W ostatnim czasie był przewodniczącym Rady Nadzorczej Górnika Polkowice, a oficjalnie od 22 czerwca 2021 roku pełni już funkcję prezesa klubu z al. Piłsudskiego. Wcześniej zasiadał w radach nadzorczych spółek Cuprum-Med sp. z o.o., Zagłębie Lubin SA oraz Ekstraklasa SA.
- Nikt nie ma wątpliwości, że Widzew Łódź to duża marka, zarówno pod względem sportowym, jak i kibicowskim. Jeśli spojrzeć na kwestie czysto zawodowe, ale i pasję do piłki, nie może być chyba większego wyzwania niż praca w Widzewie w roli prezesa zarządu. To dla mnie olbrzymie wyróżnienie i cieszę się, że tutaj jestem - przyznał nowy prezes Widzewa w wywiadzie dla oficjalnej strony internetowej klubu.
ZOBACZ WIDEO: "Nie potrafi tego unieść". Były piłkarz wskazał problem kluczowego reprezentanta Polski
Dróżdż to twórca jednego z projektów zmian do ustawy o bezpieczeństwie imprez masowych i autorem licznych artykułów branżowych publikowanych w polskich i międzynarodowych czasopismach. Pełni też funkcję arbitra Piłkarskiego Sądu Polubownego Polskiego Związku Piłki Nożnej.

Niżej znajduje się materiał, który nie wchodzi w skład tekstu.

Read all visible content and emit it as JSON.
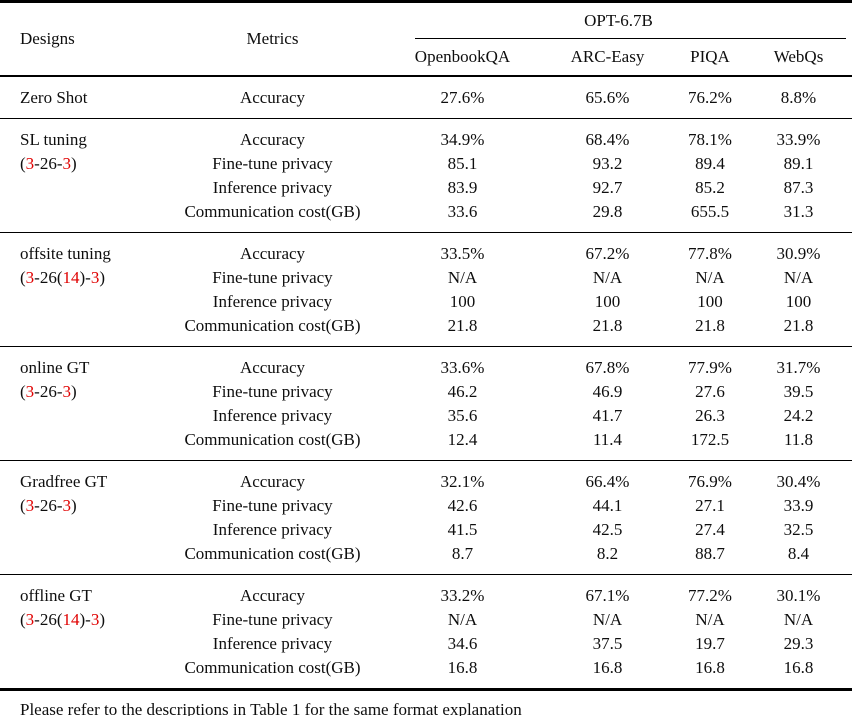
{
  "colors": {
    "accent_red": "#e00000",
    "rule_black": "#000000"
  },
  "header": {
    "designs": "Designs",
    "metrics": "Metrics",
    "model": "OPT-6.7B",
    "datasets": [
      "OpenbookQA",
      "ARC-Easy",
      "PIQA",
      "WebQs"
    ]
  },
  "groups": [
    {
      "design": "Zero Shot",
      "config": [],
      "rows": [
        {
          "metric": "Accuracy",
          "values": [
            "27.6%",
            "65.6%",
            "76.2%",
            "8.8%"
          ]
        }
      ]
    },
    {
      "design": "SL tuning",
      "config": [
        {
          "t": "(",
          "red": false
        },
        {
          "t": "3",
          "red": true
        },
        {
          "t": "-26-",
          "red": false
        },
        {
          "t": "3",
          "red": true
        },
        {
          "t": ")",
          "red": false
        }
      ],
      "rows": [
        {
          "metric": "Accuracy",
          "values": [
            "34.9%",
            "68.4%",
            "78.1%",
            "33.9%"
          ]
        },
        {
          "metric": "Fine-tune privacy",
          "values": [
            "85.1",
            "93.2",
            "89.4",
            "89.1"
          ]
        },
        {
          "metric": "Inference privacy",
          "values": [
            "83.9",
            "92.7",
            "85.2",
            "87.3"
          ]
        },
        {
          "metric": "Communication cost(GB)",
          "values": [
            "33.6",
            "29.8",
            "655.5",
            "31.3"
          ]
        }
      ]
    },
    {
      "design": "offsite tuning",
      "config": [
        {
          "t": "(",
          "red": false
        },
        {
          "t": "3",
          "red": true
        },
        {
          "t": "-26(",
          "red": false
        },
        {
          "t": "14",
          "red": true
        },
        {
          "t": ")-",
          "red": false
        },
        {
          "t": "3",
          "red": true
        },
        {
          "t": ")",
          "red": false
        }
      ],
      "rows": [
        {
          "metric": "Accuracy",
          "values": [
            "33.5%",
            "67.2%",
            "77.8%",
            "30.9%"
          ]
        },
        {
          "metric": "Fine-tune privacy",
          "values": [
            "N/A",
            "N/A",
            "N/A",
            "N/A"
          ]
        },
        {
          "metric": "Inference privacy",
          "values": [
            "100",
            "100",
            "100",
            "100"
          ]
        },
        {
          "metric": "Communication cost(GB)",
          "values": [
            "21.8",
            "21.8",
            "21.8",
            "21.8"
          ]
        }
      ]
    },
    {
      "design": "online GT",
      "config": [
        {
          "t": "(",
          "red": false
        },
        {
          "t": "3",
          "red": true
        },
        {
          "t": "-26-",
          "red": false
        },
        {
          "t": "3",
          "red": true
        },
        {
          "t": ")",
          "red": false
        }
      ],
      "rows": [
        {
          "metric": "Accuracy",
          "values": [
            "33.6%",
            "67.8%",
            "77.9%",
            "31.7%"
          ]
        },
        {
          "metric": "Fine-tune privacy",
          "values": [
            "46.2",
            "46.9",
            "27.6",
            "39.5"
          ]
        },
        {
          "metric": "Inference privacy",
          "values": [
            "35.6",
            "41.7",
            "26.3",
            "24.2"
          ]
        },
        {
          "metric": "Communication cost(GB)",
          "values": [
            "12.4",
            "11.4",
            "172.5",
            "11.8"
          ]
        }
      ]
    },
    {
      "design": "Gradfree GT",
      "config": [
        {
          "t": "(",
          "red": false
        },
        {
          "t": "3",
          "red": true
        },
        {
          "t": "-26-",
          "red": false
        },
        {
          "t": "3",
          "red": true
        },
        {
          "t": ")",
          "red": false
        }
      ],
      "rows": [
        {
          "metric": "Accuracy",
          "values": [
            "32.1%",
            "66.4%",
            "76.9%",
            "30.4%"
          ]
        },
        {
          "metric": "Fine-tune privacy",
          "values": [
            "42.6",
            "44.1",
            "27.1",
            "33.9"
          ]
        },
        {
          "metric": "Inference privacy",
          "values": [
            "41.5",
            "42.5",
            "27.4",
            "32.5"
          ]
        },
        {
          "metric": "Communication cost(GB)",
          "values": [
            "8.7",
            "8.2",
            "88.7",
            "8.4"
          ]
        }
      ]
    },
    {
      "design": "offline GT",
      "config": [
        {
          "t": "(",
          "red": false
        },
        {
          "t": "3",
          "red": true
        },
        {
          "t": "-26(",
          "red": false
        },
        {
          "t": "14",
          "red": true
        },
        {
          "t": ")-",
          "red": false
        },
        {
          "t": "3",
          "red": true
        },
        {
          "t": ")",
          "red": false
        }
      ],
      "rows": [
        {
          "metric": "Accuracy",
          "values": [
            "33.2%",
            "67.1%",
            "77.2%",
            "30.1%"
          ]
        },
        {
          "metric": "Fine-tune privacy",
          "values": [
            "N/A",
            "N/A",
            "N/A",
            "N/A"
          ]
        },
        {
          "metric": "Inference privacy",
          "values": [
            "34.6",
            "37.5",
            "19.7",
            "29.3"
          ]
        },
        {
          "metric": "Communication cost(GB)",
          "values": [
            "16.8",
            "16.8",
            "16.8",
            "16.8"
          ]
        }
      ]
    }
  ],
  "footer": "Please refer to the descriptions in Table 1 for the same format explanation"
}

- Nowy właściciel wyraźnie zaznaczył, że chce w profesjonalny sposób budować klub piłkarski - zarówno od strony organizacyjnej, jak i sportowej. A tak pół żartem pół serio dodam, że z Brzezin spod Łodzi pochodzi moja żona, która od dawna kibicuje Widzewowi i jak tylko dowiedziała się o propozycji, od razu namawiała mnie, aby podjąć się tego wyzwania - dodaje.
Nowy szef klubu ma pomóc w uporządkowaniu pionu sportowego, a także pilnować finansów i rozwoju drużyny. Sam o sobie mówi, że "stara się nie być prezesem od wszystkiego". Nie chce też walczyć o "awans za wszelką cenę".

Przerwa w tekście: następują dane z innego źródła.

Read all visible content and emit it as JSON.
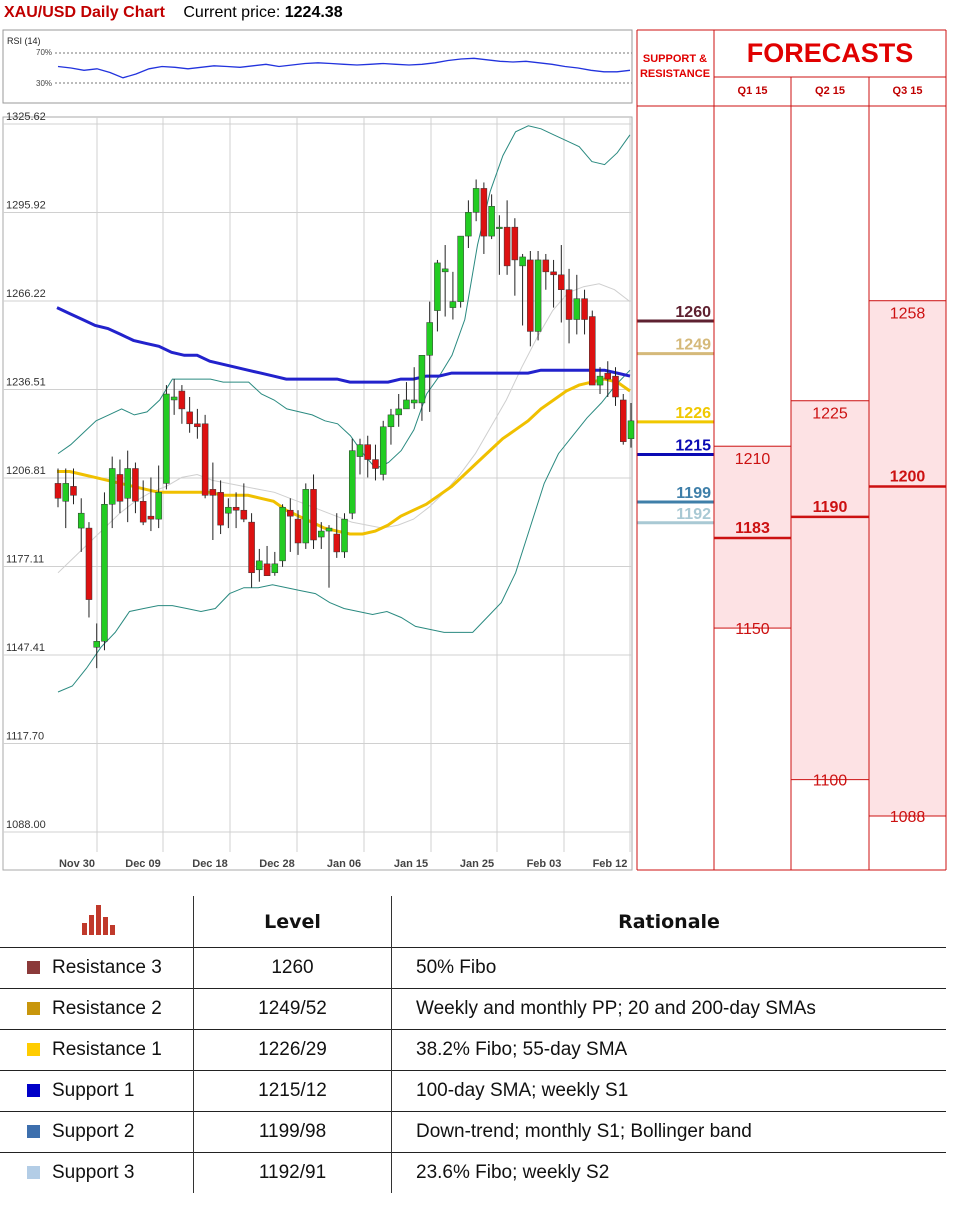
{
  "header": {
    "title": "XAU/USD Daily Chart",
    "price_label": "Current price:",
    "price_value": "1224.38"
  },
  "chart_data": {
    "type": "candlestick",
    "title": "XAU/USD Daily Chart",
    "y_ticks": [
      "1325.62",
      "1295.92",
      "1266.22",
      "1236.51",
      "1206.81",
      "1177.11",
      "1147.41",
      "1117.70",
      "1088.00"
    ],
    "ylim": [
      1088.0,
      1325.62
    ],
    "x_ticks": [
      "Nov 30",
      "Dec 09",
      "Dec 18",
      "Dec 28",
      "Jan 06",
      "Jan 15",
      "Jan 25",
      "Feb 03",
      "Feb 12"
    ],
    "grid": true,
    "rsi": {
      "label": "RSI (14)",
      "levels": [
        "70%",
        "30%"
      ],
      "values": [
        52,
        50,
        47,
        49,
        44,
        37,
        42,
        49,
        52,
        51,
        49,
        51,
        53,
        52,
        51,
        53,
        55,
        52,
        54,
        56,
        57,
        56,
        55,
        54,
        55,
        56,
        55,
        54,
        55,
        57,
        60,
        62,
        63,
        61,
        59,
        58,
        59,
        57,
        55,
        52,
        50,
        47,
        45,
        45,
        47
      ]
    },
    "candles": [
      [
        1205,
        1210,
        1197,
        1200
      ],
      [
        1199,
        1210,
        1190,
        1205
      ],
      [
        1204,
        1210,
        1198,
        1201
      ],
      [
        1190,
        1200,
        1182,
        1195
      ],
      [
        1190,
        1192,
        1160,
        1166
      ],
      [
        1150,
        1158,
        1143,
        1152
      ],
      [
        1152,
        1202,
        1149,
        1198
      ],
      [
        1198,
        1214,
        1190,
        1210
      ],
      [
        1208,
        1213,
        1195,
        1199
      ],
      [
        1200,
        1216,
        1192,
        1210
      ],
      [
        1210,
        1212,
        1195,
        1199
      ],
      [
        1199,
        1206,
        1191,
        1192
      ],
      [
        1194,
        1207,
        1189,
        1193
      ],
      [
        1193,
        1211,
        1190,
        1202
      ],
      [
        1205,
        1238,
        1203,
        1235
      ],
      [
        1233,
        1240,
        1228,
        1234
      ],
      [
        1236,
        1238,
        1225,
        1230
      ],
      [
        1229,
        1234,
        1222,
        1225
      ],
      [
        1225,
        1230,
        1220,
        1224
      ],
      [
        1225,
        1228,
        1200,
        1201
      ],
      [
        1203,
        1212,
        1186,
        1201
      ],
      [
        1202,
        1206,
        1188,
        1191
      ],
      [
        1195,
        1200,
        1190,
        1197
      ],
      [
        1197,
        1202,
        1190,
        1196
      ],
      [
        1196,
        1205,
        1192,
        1193
      ],
      [
        1192,
        1195,
        1170,
        1175
      ],
      [
        1176,
        1183,
        1172,
        1179
      ],
      [
        1178,
        1184,
        1174,
        1174
      ],
      [
        1175,
        1182,
        1174,
        1178
      ],
      [
        1179,
        1198,
        1177,
        1197
      ],
      [
        1196,
        1200,
        1182,
        1194
      ],
      [
        1193,
        1196,
        1181,
        1185
      ],
      [
        1185,
        1205,
        1183,
        1203
      ],
      [
        1203,
        1208,
        1183,
        1186
      ],
      [
        1187,
        1192,
        1183,
        1189
      ],
      [
        1189,
        1191,
        1170,
        1190
      ],
      [
        1188,
        1195,
        1180,
        1182
      ],
      [
        1182,
        1195,
        1180,
        1193
      ],
      [
        1195,
        1220,
        1193,
        1216
      ],
      [
        1214,
        1220,
        1208,
        1218
      ],
      [
        1218,
        1221,
        1207,
        1213
      ],
      [
        1213,
        1218,
        1206,
        1210
      ],
      [
        1208,
        1226,
        1206,
        1224
      ],
      [
        1224,
        1230,
        1218,
        1228
      ],
      [
        1228,
        1235,
        1224,
        1230
      ],
      [
        1230,
        1239,
        1230,
        1233
      ],
      [
        1232,
        1244,
        1230,
        1233
      ],
      [
        1232,
        1248,
        1226,
        1248
      ],
      [
        1248,
        1266,
        1229,
        1259
      ],
      [
        1263,
        1280,
        1256,
        1279
      ],
      [
        1276,
        1285,
        1261,
        1277
      ],
      [
        1264,
        1276,
        1260,
        1266
      ],
      [
        1266,
        1288,
        1264,
        1288
      ],
      [
        1288,
        1300,
        1284,
        1296
      ],
      [
        1296,
        1307,
        1293,
        1304
      ],
      [
        1304,
        1306,
        1282,
        1288
      ],
      [
        1288,
        1302,
        1287,
        1298
      ],
      [
        1291,
        1295,
        1275,
        1291
      ],
      [
        1291,
        1300,
        1275,
        1278
      ],
      [
        1291,
        1294,
        1268,
        1280
      ],
      [
        1278,
        1282,
        1258,
        1281
      ],
      [
        1280,
        1283,
        1251,
        1256
      ],
      [
        1256,
        1283,
        1253,
        1280
      ],
      [
        1280,
        1282,
        1270,
        1276
      ],
      [
        1276,
        1280,
        1264,
        1275
      ],
      [
        1275,
        1285,
        1259,
        1270
      ],
      [
        1270,
        1277,
        1252,
        1260
      ],
      [
        1260,
        1275,
        1255,
        1267
      ],
      [
        1267,
        1270,
        1255,
        1260
      ],
      [
        1261,
        1263,
        1238,
        1238
      ],
      [
        1238,
        1244,
        1235,
        1241
      ],
      [
        1242,
        1246,
        1234,
        1240
      ],
      [
        1241,
        1244,
        1231,
        1234
      ],
      [
        1233,
        1235,
        1218,
        1219
      ],
      [
        1220,
        1232,
        1217,
        1226
      ]
    ],
    "sma_200": [
      1264,
      1262,
      1260,
      1258,
      1257,
      1255,
      1253,
      1252,
      1251,
      1249,
      1248,
      1248,
      1246,
      1245,
      1244,
      1243,
      1242,
      1241,
      1240,
      1240,
      1240,
      1240,
      1240,
      1239,
      1239,
      1239,
      1239,
      1240,
      1240,
      1241,
      1241,
      1242,
      1242,
      1242,
      1242,
      1242,
      1242,
      1242,
      1243,
      1243,
      1243,
      1243,
      1243,
      1243,
      1242,
      1241
    ],
    "sma_55": [
      1209,
      1209,
      1208,
      1207,
      1206,
      1205,
      1204,
      1203,
      1202,
      1202,
      1202,
      1202,
      1202,
      1201,
      1201,
      1201,
      1200,
      1199,
      1196,
      1194,
      1192,
      1190,
      1189,
      1188,
      1188,
      1189,
      1191,
      1194,
      1196,
      1198,
      1201,
      1204,
      1208,
      1212,
      1216,
      1220,
      1223,
      1226,
      1230,
      1233,
      1236,
      1238,
      1239,
      1240,
      1239,
      1236
    ],
    "bollinger_upper": [
      1215,
      1218,
      1222,
      1226,
      1228,
      1230,
      1228,
      1229,
      1233,
      1240,
      1240,
      1240,
      1240,
      1239,
      1239,
      1239,
      1235,
      1233,
      1230,
      1229,
      1228,
      1226,
      1225,
      1221,
      1215,
      1210,
      1212,
      1216,
      1223,
      1235,
      1241,
      1248,
      1260,
      1285,
      1303,
      1315,
      1323,
      1325,
      1324,
      1322,
      1320,
      1318,
      1313,
      1312,
      1316,
      1322
    ],
    "bollinger_lower": [
      1135,
      1137,
      1143,
      1150,
      1155,
      1162,
      1163,
      1164,
      1164,
      1163,
      1162,
      1163,
      1168,
      1170,
      1170,
      1171,
      1170,
      1169,
      1168,
      1165,
      1163,
      1162,
      1161,
      1162,
      1160,
      1157,
      1156,
      1155,
      1155,
      1155,
      1160,
      1165,
      1175,
      1190,
      1205,
      1215,
      1221,
      1227,
      1232,
      1238,
      1243
    ],
    "bollinger_mid": [
      1175,
      1180,
      1185,
      1190,
      1195,
      1199,
      1202,
      1204,
      1207,
      1208,
      1206,
      1205,
      1204,
      1203,
      1202,
      1200,
      1198,
      1196,
      1194,
      1192,
      1191,
      1190,
      1191,
      1193,
      1197,
      1202,
      1208,
      1215,
      1224,
      1233,
      1244,
      1254,
      1263,
      1269,
      1271,
      1272,
      1270,
      1266
    ],
    "support_resistance": [
      {
        "value": "1260",
        "color": "#5e2130"
      },
      {
        "value": "1249",
        "color": "#d5b97a"
      },
      {
        "value": "1226",
        "color": "#f0c800"
      },
      {
        "value": "1215",
        "color": "#0a0ab4"
      },
      {
        "value": "1199",
        "color": "#3f7fa9"
      },
      {
        "value": "1192",
        "color": "#a9c9d4"
      }
    ]
  },
  "forecasts": {
    "title": "FORECASTS",
    "sr_title_1": "SUPPORT &",
    "sr_title_2": "RESISTANCE",
    "columns": [
      {
        "label": "Q1 15",
        "high": "1210",
        "mid": "1183",
        "low": "1150"
      },
      {
        "label": "Q2 15",
        "high": "1225",
        "mid": "1190",
        "low": "1100"
      },
      {
        "label": "Q3 15",
        "high": "1258",
        "mid": "1200",
        "low": "1088"
      }
    ]
  },
  "table": {
    "col_level": "Level",
    "col_rationale": "Rationale",
    "rows": [
      {
        "name": "Resistance 3",
        "level": "1260",
        "rationale": "50% Fibo",
        "color": "#8b3a3a"
      },
      {
        "name": "Resistance 2",
        "level": "1249/52",
        "rationale": "Weekly and monthly PP; 20 and 200-day SMAs",
        "color": "#c8960c"
      },
      {
        "name": "Resistance 1",
        "level": "1226/29",
        "rationale": "38.2% Fibo; 55-day SMA",
        "color": "#ffcc00"
      },
      {
        "name": "Support 1",
        "level": "1215/12",
        "rationale": "100-day SMA; weekly S1",
        "color": "#0000c8"
      },
      {
        "name": "Support 2",
        "level": "1199/98",
        "rationale": "Down-trend; monthly S1; Bollinger band",
        "color": "#3d6fad"
      },
      {
        "name": "Support 3",
        "level": "1192/91",
        "rationale": "23.6% Fibo; weekly S2",
        "color": "#b3cde6"
      }
    ]
  }
}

- Najpierw musimy zbudować struktury sportowe i organizacyjne, tak abyśmy mogli za rok sobie powiedzieć, że zrobiliśmy coś, co będzie klubowi służyło w kolejnych latach. Oczywiście jeśli pojawi się szansa na awans, to trzeba będzie o niego z całych sil walczyć, bo Widzewowi nie przystoi w dłuższej perspektywie grać w I lidze. Chcemy drużyny odważnej, walczącej w każdym meczu o zwycięstwo, ale jeśli pokażemy, że mamy pomysł i strategię, którą już wstępnie przedstawiał właściciel, to wierzę, że kibice będą cierpliwi - zapowiedział Dróżdż.
Dwuletnią umowę z łódzkim klubem podpisał też Łukasz Stupka, który został dyrektorem sportowym. Wcześniej pełnił tę funkcję w Bruk-Becie Termalice Nieciecza. Zanim tam trafił, był szefem skautingu w Górniku Łęczna i Wiśle Kraków.

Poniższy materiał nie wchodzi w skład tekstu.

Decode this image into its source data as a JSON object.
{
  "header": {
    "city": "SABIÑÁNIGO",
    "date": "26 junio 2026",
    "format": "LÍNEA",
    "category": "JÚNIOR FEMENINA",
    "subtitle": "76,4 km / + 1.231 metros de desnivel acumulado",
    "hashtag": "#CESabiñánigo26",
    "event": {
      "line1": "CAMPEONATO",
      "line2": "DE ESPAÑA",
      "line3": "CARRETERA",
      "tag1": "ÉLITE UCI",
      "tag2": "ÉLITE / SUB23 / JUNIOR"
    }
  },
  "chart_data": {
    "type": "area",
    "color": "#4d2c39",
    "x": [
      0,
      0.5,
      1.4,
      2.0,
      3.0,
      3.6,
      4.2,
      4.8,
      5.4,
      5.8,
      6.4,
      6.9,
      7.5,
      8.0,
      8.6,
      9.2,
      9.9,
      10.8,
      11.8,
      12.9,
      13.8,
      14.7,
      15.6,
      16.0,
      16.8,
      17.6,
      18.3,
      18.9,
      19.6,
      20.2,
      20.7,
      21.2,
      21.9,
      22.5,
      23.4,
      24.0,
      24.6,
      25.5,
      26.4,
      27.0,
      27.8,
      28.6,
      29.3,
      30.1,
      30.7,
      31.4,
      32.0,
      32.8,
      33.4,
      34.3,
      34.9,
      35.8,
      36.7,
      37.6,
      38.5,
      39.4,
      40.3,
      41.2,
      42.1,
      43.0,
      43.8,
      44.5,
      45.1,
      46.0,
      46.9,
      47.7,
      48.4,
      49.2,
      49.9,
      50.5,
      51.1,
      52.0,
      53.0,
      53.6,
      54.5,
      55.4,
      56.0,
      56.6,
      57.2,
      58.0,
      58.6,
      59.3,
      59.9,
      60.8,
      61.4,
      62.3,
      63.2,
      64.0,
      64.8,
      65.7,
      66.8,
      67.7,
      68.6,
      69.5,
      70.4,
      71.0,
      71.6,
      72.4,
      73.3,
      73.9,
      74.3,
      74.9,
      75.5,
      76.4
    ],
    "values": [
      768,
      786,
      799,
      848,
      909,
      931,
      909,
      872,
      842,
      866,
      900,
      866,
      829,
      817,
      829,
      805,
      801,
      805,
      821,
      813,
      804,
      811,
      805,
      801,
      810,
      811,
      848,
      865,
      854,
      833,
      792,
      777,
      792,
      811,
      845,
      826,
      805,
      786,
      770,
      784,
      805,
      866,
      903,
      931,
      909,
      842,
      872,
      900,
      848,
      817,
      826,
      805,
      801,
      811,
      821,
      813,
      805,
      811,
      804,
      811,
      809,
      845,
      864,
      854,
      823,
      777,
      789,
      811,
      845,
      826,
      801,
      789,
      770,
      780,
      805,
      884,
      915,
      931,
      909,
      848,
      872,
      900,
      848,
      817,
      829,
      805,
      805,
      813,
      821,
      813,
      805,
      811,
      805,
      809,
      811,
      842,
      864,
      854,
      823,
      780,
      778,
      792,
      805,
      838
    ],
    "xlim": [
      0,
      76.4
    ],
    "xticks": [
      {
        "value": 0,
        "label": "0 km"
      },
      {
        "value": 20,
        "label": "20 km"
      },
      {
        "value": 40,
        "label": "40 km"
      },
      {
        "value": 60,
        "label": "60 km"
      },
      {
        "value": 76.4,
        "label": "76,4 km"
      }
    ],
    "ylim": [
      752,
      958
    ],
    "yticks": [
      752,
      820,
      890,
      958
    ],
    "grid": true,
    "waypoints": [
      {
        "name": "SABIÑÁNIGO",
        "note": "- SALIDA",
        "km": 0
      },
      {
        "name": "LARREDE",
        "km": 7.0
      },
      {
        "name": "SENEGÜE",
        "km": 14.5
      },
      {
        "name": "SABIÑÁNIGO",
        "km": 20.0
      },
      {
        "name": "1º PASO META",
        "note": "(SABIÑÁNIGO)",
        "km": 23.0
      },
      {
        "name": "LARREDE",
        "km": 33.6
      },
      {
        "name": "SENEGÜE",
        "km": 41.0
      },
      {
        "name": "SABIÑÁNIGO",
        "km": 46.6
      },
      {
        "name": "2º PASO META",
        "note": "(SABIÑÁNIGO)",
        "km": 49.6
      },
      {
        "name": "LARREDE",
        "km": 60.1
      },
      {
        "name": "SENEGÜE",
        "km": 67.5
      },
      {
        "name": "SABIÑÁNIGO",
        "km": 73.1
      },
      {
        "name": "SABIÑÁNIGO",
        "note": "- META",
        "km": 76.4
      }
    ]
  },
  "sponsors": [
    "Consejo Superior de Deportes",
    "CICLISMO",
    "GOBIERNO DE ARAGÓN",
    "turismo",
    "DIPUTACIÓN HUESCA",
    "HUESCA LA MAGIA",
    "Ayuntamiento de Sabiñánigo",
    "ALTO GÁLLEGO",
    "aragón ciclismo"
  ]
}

Na kolejne 12 miesięcy kontrakt przedłużył też Maciej Szymański, który jest dyrektorem Akademii Widzewa od lipca 2019 roku.
- Chcemy zabezpieczyć struktury Akademii na kolejne lata i rozwijać się również infrastrukturalnie, by wejść na wyższy poziom pracy. W ciągu ostatnich dwóch lat udało nam się stworzyć solidne podstawy, na które składa się m.in. struktura szkolenia. Dzięki niej zawodnicy mają zapewnioną opiekę medyczną, odpowiednie przygotowanie motoryczne, analizę wideo i treningi specjalistyczne - powiedział Szymański dla widzew.com.
Zgodnie z postanowieniami umowy inwestycyjnej, nowy właściciel Widzewa Tomasz Stamirowski został przewodniczącym rady nadzorczej spółki Widzew Łódź SA. Dotąd funkcję tę pełnił Leszek Bohdanowicz. Z kolei w zarządzie znajdzie się nowy prezes Mateusz Dróżdż oraz pozostający na stanowisku wiceprezes Michał Rydz.
Czytaj również: Idzie nowe w Widzewie Łódź. Tomasz Stamirowski chce "budować klub na pewnych wartościach"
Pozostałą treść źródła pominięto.